Les juges administratifs ne rendent pas leurs décisions in vitro ; ils sont immergés dans certains groupe sociaux, dans une certaine société et une certaine culture. Le juge administratif est un agent social et ses décisions ne peuvent pas être appréhendées sans cette insertion sociale. C’est pourquoi l’actualité fournit une caisse de résonnance toute particulière à la jurisprudence. L’État fait probablement l’objet d’une crise de légitimité récurrente. Celle-ci s’exprime tout particulièrement dans les mobilisations sociales de ces dernières années qui ciblent, entre autres, la verticalité du pouvoir décisionnel de l’État, voire son caractère autoritaire. Face à cela, les autorités publiques cherchent constamment à réaffirmer la légitimité de l’autorité étatique. La jurisprudence administrative en fait partie. Afin de préserver la verticalité du pouvoir administratif, les juges administratifs développent des jurisprudences qui permettent, ponctuellement, de corriger les aspects les plus visibles de cette verticalité, sans pour autant la remettre en question. C’est le sens des divers mécanismes de responsabilité sans faute. La responsabilité pour risque du fait des armes policières dangereuse, celle des choses dangereuses ou encore celle des méthodes dangereuses, comme tout régime de responsabilité sans faute, est un moyen pour le juge, via une indemnisation, d’intégrer les administrés à un jeu social inégalitaire. Concrètement, en garantissant une indemnisation à des administrés blessés, le juge cherche à rendre acceptable une activité dommageable : assurer a minima une indemnité financière renforce la légitimité des sujétions administratives (ce qui apparaît explicitement dans les écrits des magistrats administratifs eux-mêmes). Pour reprendre une citation de Pierre Bourdieu, « si vous n’avez pas un minimum de chances au jeu, vous ne jouez pas. Il faut un minimum de chances au jeu pour avoir envie de jouer. Si vous jouez aux billes avec votre fils, il faut le laisser gagner de temps en temps, sinon il vous dira : “Je ne joue plus avec toi, tu gagnes toujours” » [9]. Les conseillers d’État ont conscience d’intervenir dans un champ inégalitaire (entre l’administration et les administrés) et, sensibles à cette inégalité, tout autant qu’au souci de préserver la verticalité du pouvoir administratif, ils développent des mécanismes de compensation.

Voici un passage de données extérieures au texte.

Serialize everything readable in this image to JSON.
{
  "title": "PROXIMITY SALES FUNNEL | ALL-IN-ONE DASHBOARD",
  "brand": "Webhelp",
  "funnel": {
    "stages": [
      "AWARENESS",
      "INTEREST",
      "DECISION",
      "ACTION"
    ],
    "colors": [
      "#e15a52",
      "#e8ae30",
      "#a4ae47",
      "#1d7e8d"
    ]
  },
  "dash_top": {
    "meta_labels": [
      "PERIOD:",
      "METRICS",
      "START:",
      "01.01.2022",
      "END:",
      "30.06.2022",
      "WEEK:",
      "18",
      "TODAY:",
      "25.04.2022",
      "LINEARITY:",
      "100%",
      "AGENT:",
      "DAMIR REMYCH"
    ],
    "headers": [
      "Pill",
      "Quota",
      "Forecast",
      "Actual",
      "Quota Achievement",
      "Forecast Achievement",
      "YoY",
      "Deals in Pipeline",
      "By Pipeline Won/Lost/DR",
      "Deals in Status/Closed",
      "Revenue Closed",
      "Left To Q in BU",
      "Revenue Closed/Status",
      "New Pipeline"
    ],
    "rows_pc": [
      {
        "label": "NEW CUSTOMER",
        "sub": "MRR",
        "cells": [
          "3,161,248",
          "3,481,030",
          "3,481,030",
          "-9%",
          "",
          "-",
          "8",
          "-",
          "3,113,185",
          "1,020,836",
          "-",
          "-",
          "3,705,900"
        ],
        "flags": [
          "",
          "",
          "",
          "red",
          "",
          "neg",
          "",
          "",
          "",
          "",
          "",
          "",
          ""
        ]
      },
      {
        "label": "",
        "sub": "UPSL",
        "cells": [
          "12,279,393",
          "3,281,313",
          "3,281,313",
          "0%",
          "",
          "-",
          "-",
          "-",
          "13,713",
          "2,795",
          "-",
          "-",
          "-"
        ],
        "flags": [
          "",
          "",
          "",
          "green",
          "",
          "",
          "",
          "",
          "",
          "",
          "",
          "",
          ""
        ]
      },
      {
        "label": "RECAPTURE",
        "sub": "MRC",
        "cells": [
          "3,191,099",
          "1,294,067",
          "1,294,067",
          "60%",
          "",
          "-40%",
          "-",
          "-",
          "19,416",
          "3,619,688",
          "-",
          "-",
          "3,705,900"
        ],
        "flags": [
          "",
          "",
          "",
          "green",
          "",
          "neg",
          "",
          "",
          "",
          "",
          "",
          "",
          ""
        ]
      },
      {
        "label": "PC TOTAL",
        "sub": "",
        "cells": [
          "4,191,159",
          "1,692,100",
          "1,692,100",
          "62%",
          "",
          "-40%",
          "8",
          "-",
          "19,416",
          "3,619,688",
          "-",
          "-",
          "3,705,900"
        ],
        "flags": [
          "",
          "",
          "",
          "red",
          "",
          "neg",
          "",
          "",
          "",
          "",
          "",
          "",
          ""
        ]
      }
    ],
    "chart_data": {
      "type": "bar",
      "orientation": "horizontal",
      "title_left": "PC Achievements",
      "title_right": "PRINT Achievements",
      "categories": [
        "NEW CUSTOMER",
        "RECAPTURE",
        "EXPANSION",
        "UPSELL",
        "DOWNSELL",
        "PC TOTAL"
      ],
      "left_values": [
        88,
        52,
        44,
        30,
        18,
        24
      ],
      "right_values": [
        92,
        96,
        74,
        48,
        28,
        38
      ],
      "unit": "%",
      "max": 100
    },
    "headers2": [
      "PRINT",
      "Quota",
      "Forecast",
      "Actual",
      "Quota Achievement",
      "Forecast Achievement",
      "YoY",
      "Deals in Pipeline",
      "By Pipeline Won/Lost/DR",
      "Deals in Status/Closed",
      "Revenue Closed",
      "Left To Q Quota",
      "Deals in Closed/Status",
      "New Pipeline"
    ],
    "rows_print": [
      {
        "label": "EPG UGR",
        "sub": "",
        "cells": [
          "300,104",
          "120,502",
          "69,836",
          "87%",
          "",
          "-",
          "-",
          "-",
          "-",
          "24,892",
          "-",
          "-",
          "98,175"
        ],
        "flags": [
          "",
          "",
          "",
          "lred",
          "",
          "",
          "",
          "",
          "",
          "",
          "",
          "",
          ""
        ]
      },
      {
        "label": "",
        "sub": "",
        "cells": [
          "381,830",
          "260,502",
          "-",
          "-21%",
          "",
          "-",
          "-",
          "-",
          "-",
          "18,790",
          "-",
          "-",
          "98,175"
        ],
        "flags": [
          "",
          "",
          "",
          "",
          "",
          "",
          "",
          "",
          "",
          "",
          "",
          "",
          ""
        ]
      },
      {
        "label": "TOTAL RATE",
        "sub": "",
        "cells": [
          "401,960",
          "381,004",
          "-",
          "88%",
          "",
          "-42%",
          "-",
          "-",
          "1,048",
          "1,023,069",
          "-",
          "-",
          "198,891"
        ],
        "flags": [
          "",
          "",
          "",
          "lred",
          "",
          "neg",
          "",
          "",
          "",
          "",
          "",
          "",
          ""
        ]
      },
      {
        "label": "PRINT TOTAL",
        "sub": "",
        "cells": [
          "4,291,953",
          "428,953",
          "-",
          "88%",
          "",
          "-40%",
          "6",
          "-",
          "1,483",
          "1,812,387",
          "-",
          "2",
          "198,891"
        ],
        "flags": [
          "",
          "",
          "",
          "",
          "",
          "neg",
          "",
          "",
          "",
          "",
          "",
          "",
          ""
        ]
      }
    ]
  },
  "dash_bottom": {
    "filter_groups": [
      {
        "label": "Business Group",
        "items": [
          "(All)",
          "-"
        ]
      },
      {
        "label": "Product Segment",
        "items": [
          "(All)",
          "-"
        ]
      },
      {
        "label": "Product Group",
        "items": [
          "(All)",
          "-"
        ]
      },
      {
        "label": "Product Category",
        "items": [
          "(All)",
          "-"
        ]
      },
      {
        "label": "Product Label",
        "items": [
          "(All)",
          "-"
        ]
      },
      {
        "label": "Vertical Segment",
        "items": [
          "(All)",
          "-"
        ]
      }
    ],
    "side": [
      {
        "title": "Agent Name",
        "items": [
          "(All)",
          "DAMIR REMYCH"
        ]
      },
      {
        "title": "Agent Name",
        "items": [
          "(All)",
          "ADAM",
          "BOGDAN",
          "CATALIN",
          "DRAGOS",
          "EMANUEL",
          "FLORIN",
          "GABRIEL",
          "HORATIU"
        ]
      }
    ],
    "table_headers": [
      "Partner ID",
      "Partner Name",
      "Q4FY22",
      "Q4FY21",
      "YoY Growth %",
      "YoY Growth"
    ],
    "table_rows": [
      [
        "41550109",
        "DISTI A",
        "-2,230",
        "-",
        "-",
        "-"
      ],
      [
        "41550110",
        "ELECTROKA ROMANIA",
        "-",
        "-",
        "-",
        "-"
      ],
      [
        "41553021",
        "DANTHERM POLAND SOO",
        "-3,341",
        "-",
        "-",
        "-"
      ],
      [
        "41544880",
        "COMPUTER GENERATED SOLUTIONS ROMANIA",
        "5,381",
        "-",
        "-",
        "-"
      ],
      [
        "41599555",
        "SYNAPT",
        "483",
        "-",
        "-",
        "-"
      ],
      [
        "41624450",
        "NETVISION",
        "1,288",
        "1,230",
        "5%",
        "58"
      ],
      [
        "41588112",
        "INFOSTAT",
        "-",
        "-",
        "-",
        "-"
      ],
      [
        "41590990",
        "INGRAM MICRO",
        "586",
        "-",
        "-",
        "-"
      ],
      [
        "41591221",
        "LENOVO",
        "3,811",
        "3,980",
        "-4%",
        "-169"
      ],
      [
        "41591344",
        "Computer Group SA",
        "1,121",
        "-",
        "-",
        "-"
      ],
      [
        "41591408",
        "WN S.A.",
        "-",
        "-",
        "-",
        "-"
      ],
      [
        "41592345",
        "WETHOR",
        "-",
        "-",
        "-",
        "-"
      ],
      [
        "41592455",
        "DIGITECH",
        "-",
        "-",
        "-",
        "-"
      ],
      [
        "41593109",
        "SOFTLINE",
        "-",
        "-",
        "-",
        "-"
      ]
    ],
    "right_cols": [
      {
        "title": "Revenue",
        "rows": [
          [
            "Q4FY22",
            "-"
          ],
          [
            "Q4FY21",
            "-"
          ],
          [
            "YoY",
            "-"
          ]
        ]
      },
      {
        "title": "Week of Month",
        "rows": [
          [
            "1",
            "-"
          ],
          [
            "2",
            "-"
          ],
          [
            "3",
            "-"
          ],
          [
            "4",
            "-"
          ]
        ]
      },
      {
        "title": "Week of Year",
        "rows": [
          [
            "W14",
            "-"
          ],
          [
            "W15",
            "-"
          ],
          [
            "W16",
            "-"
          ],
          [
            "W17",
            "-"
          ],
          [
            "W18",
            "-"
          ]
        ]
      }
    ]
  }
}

Cela ne signifie pas qu’il y ait une forme de concertation entre les conseillers d’État et les responsables administratifs ou les décideurs politiques. Du fait de leur position institutionnelle spécifique, au cœur de l’État, les conseillers d’État ont simplement une représentation de ce que doit être l’État, son autorité, les rapports entre la puissance publique et le marché, la société ou encore l’intérêt général, similaire à celle des hauts responsables administratifs et de nombre de décideurs politiques.

Lexbase : L'aléa peut-il entrer en conflit avec cette action, qui tend plutôt à consolider l'ordre juridique ?

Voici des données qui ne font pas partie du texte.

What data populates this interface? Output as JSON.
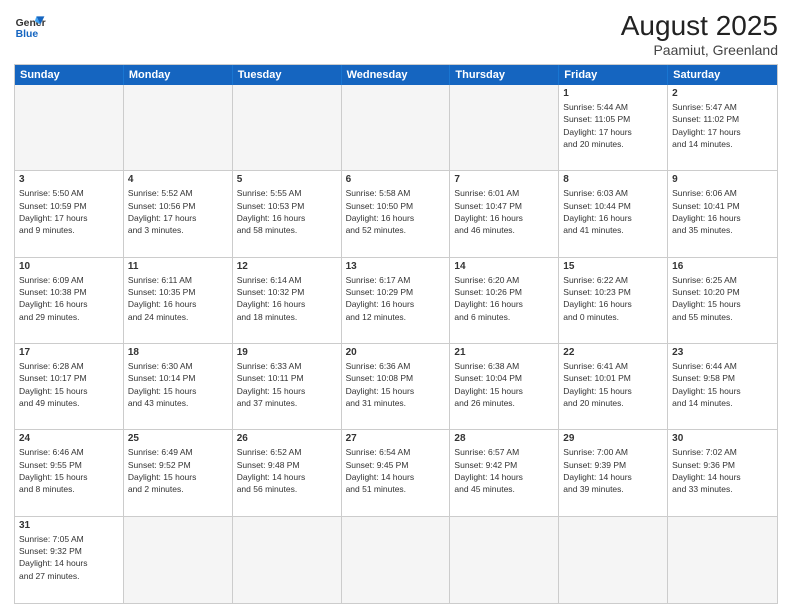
{
  "header": {
    "logo_general": "General",
    "logo_blue": "Blue",
    "title": "August 2025",
    "subtitle": "Paamiut, Greenland"
  },
  "weekdays": [
    "Sunday",
    "Monday",
    "Tuesday",
    "Wednesday",
    "Thursday",
    "Friday",
    "Saturday"
  ],
  "cells": [
    {
      "day": null,
      "empty": true
    },
    {
      "day": null,
      "empty": true
    },
    {
      "day": null,
      "empty": true
    },
    {
      "day": null,
      "empty": true
    },
    {
      "day": null,
      "empty": true
    },
    {
      "day": "1",
      "info": "Sunrise: 5:44 AM\nSunset: 11:05 PM\nDaylight: 17 hours\nand 20 minutes."
    },
    {
      "day": "2",
      "info": "Sunrise: 5:47 AM\nSunset: 11:02 PM\nDaylight: 17 hours\nand 14 minutes."
    },
    {
      "day": "3",
      "info": "Sunrise: 5:50 AM\nSunset: 10:59 PM\nDaylight: 17 hours\nand 9 minutes."
    },
    {
      "day": "4",
      "info": "Sunrise: 5:52 AM\nSunset: 10:56 PM\nDaylight: 17 hours\nand 3 minutes."
    },
    {
      "day": "5",
      "info": "Sunrise: 5:55 AM\nSunset: 10:53 PM\nDaylight: 16 hours\nand 58 minutes."
    },
    {
      "day": "6",
      "info": "Sunrise: 5:58 AM\nSunset: 10:50 PM\nDaylight: 16 hours\nand 52 minutes."
    },
    {
      "day": "7",
      "info": "Sunrise: 6:01 AM\nSunset: 10:47 PM\nDaylight: 16 hours\nand 46 minutes."
    },
    {
      "day": "8",
      "info": "Sunrise: 6:03 AM\nSunset: 10:44 PM\nDaylight: 16 hours\nand 41 minutes."
    },
    {
      "day": "9",
      "info": "Sunrise: 6:06 AM\nSunset: 10:41 PM\nDaylight: 16 hours\nand 35 minutes."
    },
    {
      "day": "10",
      "info": "Sunrise: 6:09 AM\nSunset: 10:38 PM\nDaylight: 16 hours\nand 29 minutes."
    },
    {
      "day": "11",
      "info": "Sunrise: 6:11 AM\nSunset: 10:35 PM\nDaylight: 16 hours\nand 24 minutes."
    },
    {
      "day": "12",
      "info": "Sunrise: 6:14 AM\nSunset: 10:32 PM\nDaylight: 16 hours\nand 18 minutes."
    },
    {
      "day": "13",
      "info": "Sunrise: 6:17 AM\nSunset: 10:29 PM\nDaylight: 16 hours\nand 12 minutes."
    },
    {
      "day": "14",
      "info": "Sunrise: 6:20 AM\nSunset: 10:26 PM\nDaylight: 16 hours\nand 6 minutes."
    },
    {
      "day": "15",
      "info": "Sunrise: 6:22 AM\nSunset: 10:23 PM\nDaylight: 16 hours\nand 0 minutes."
    },
    {
      "day": "16",
      "info": "Sunrise: 6:25 AM\nSunset: 10:20 PM\nDaylight: 15 hours\nand 55 minutes."
    },
    {
      "day": "17",
      "info": "Sunrise: 6:28 AM\nSunset: 10:17 PM\nDaylight: 15 hours\nand 49 minutes."
    },
    {
      "day": "18",
      "info": "Sunrise: 6:30 AM\nSunset: 10:14 PM\nDaylight: 15 hours\nand 43 minutes."
    },
    {
      "day": "19",
      "info": "Sunrise: 6:33 AM\nSunset: 10:11 PM\nDaylight: 15 hours\nand 37 minutes."
    },
    {
      "day": "20",
      "info": "Sunrise: 6:36 AM\nSunset: 10:08 PM\nDaylight: 15 hours\nand 31 minutes."
    },
    {
      "day": "21",
      "info": "Sunrise: 6:38 AM\nSunset: 10:04 PM\nDaylight: 15 hours\nand 26 minutes."
    },
    {
      "day": "22",
      "info": "Sunrise: 6:41 AM\nSunset: 10:01 PM\nDaylight: 15 hours\nand 20 minutes."
    },
    {
      "day": "23",
      "info": "Sunrise: 6:44 AM\nSunset: 9:58 PM\nDaylight: 15 hours\nand 14 minutes."
    },
    {
      "day": "24",
      "info": "Sunrise: 6:46 AM\nSunset: 9:55 PM\nDaylight: 15 hours\nand 8 minutes."
    },
    {
      "day": "25",
      "info": "Sunrise: 6:49 AM\nSunset: 9:52 PM\nDaylight: 15 hours\nand 2 minutes."
    },
    {
      "day": "26",
      "info": "Sunrise: 6:52 AM\nSunset: 9:48 PM\nDaylight: 14 hours\nand 56 minutes."
    },
    {
      "day": "27",
      "info": "Sunrise: 6:54 AM\nSunset: 9:45 PM\nDaylight: 14 hours\nand 51 minutes."
    },
    {
      "day": "28",
      "info": "Sunrise: 6:57 AM\nSunset: 9:42 PM\nDaylight: 14 hours\nand 45 minutes."
    },
    {
      "day": "29",
      "info": "Sunrise: 7:00 AM\nSunset: 9:39 PM\nDaylight: 14 hours\nand 39 minutes."
    },
    {
      "day": "30",
      "info": "Sunrise: 7:02 AM\nSunset: 9:36 PM\nDaylight: 14 hours\nand 33 minutes."
    },
    {
      "day": "31",
      "info": "Sunrise: 7:05 AM\nSunset: 9:32 PM\nDaylight: 14 hours\nand 27 minutes."
    },
    {
      "day": null,
      "empty": true
    },
    {
      "day": null,
      "empty": true
    },
    {
      "day": null,
      "empty": true
    },
    {
      "day": null,
      "empty": true
    },
    {
      "day": null,
      "empty": true
    },
    {
      "day": null,
      "empty": true
    }
  ]
}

Clément Rouillier : Il s’agit à mes yeux d’une question centrale : de prime abord, l’aléa s’oppose à la recherche de stabilité et de sécurité de l’ordre juridique. Pourtant, malgré cette apparente antinomie, le droit et la jurisprudence administrative prennent en compte l’aléa, cherchent à encadrer, écarter, limiter les effets ou encore apprivoiser l’événement imprévu dans le but qu’il ne déstabilise pas l’ordre juridique. L’aléa peut être une source potentielle de déstabilisation de l’ordre juridique. C’est pourquoi les juges administratifs cherchent à en limiter les effets et travaillent constamment à la consolidation de l’ordre juridique et à sa légitimation.

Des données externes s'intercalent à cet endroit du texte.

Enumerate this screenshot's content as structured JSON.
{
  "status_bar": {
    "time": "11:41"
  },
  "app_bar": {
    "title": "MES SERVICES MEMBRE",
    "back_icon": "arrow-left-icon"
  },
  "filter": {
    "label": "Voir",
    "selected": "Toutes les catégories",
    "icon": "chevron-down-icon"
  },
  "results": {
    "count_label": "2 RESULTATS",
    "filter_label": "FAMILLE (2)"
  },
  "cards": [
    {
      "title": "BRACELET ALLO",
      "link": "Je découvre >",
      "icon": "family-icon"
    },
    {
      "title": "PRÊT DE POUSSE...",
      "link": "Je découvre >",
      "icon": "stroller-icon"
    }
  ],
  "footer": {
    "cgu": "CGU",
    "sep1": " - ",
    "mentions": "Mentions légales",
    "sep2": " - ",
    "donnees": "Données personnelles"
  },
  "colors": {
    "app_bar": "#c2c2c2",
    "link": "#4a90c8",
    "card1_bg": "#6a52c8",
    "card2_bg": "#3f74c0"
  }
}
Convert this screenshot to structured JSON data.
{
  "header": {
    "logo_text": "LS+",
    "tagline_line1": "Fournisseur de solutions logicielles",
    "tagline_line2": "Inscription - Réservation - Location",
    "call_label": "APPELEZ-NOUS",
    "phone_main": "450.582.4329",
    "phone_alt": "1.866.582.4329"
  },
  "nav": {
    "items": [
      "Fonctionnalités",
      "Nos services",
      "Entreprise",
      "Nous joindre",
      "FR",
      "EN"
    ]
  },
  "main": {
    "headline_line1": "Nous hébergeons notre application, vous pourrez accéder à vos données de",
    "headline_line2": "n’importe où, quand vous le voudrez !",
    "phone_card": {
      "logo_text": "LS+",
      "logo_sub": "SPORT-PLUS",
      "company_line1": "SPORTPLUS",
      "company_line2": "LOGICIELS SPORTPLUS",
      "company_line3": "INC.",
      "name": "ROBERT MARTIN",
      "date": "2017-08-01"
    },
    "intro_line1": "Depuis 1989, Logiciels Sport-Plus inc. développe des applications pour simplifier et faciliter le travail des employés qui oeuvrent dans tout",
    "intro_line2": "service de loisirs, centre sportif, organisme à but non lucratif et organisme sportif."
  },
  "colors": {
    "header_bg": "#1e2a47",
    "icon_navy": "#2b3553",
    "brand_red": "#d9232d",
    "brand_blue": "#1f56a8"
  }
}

* Propos recueillis par Yann Le Foll, rédacteur en chef de Lexbase Public.


[1] TA Toulouse, 25 novembre 2021, n° 1805497 (N° Lexbase : A73307DT).

[2] A. Jacquemet-Gauché, La responsabilité de la puissance publique en France et en Allemagne. Étude de droit comparé, Paris : LGDJ, coll. « Bibliothèque de droit public », 2013, 587 p.

[3] CE 3° et 8° ch.-r., 7 février 2020, n° 388649, publié au recueil Lebon (N° Lexbase : A74823DH).

[4] CAA Bordeaux, 4ème ch., 16 novembre 2018, n° 16BX02996 (N° Lexbase : A1317YMQ).

[5] CE 3° et 8° ch.-r., 11 juillet 2019, n° 426060, mentionné aux tables du recueil Lebon (N° Lexbase : A6847ZIG).

[6] CE 3° et 8° ch.-r., 26 juillet 2021, n° 437815, mentionné aux tables du recueil Lebon (N° Lexbase : A36184ZZ).

[7] TA Cergy-Pontoise, 8 novembre 2019, n° 1912597 (N° Lexbase : A2850ZU4).

[8] CE référé, 17 avril 2020, n° 440057 (N° Lexbase : A87973KZ).

[9] P. Bourdieu, Sur l’État. Cours au Collège de France, 1989-1992, Paris : Raisons d’Agir / Seuil, 2012, p. 596.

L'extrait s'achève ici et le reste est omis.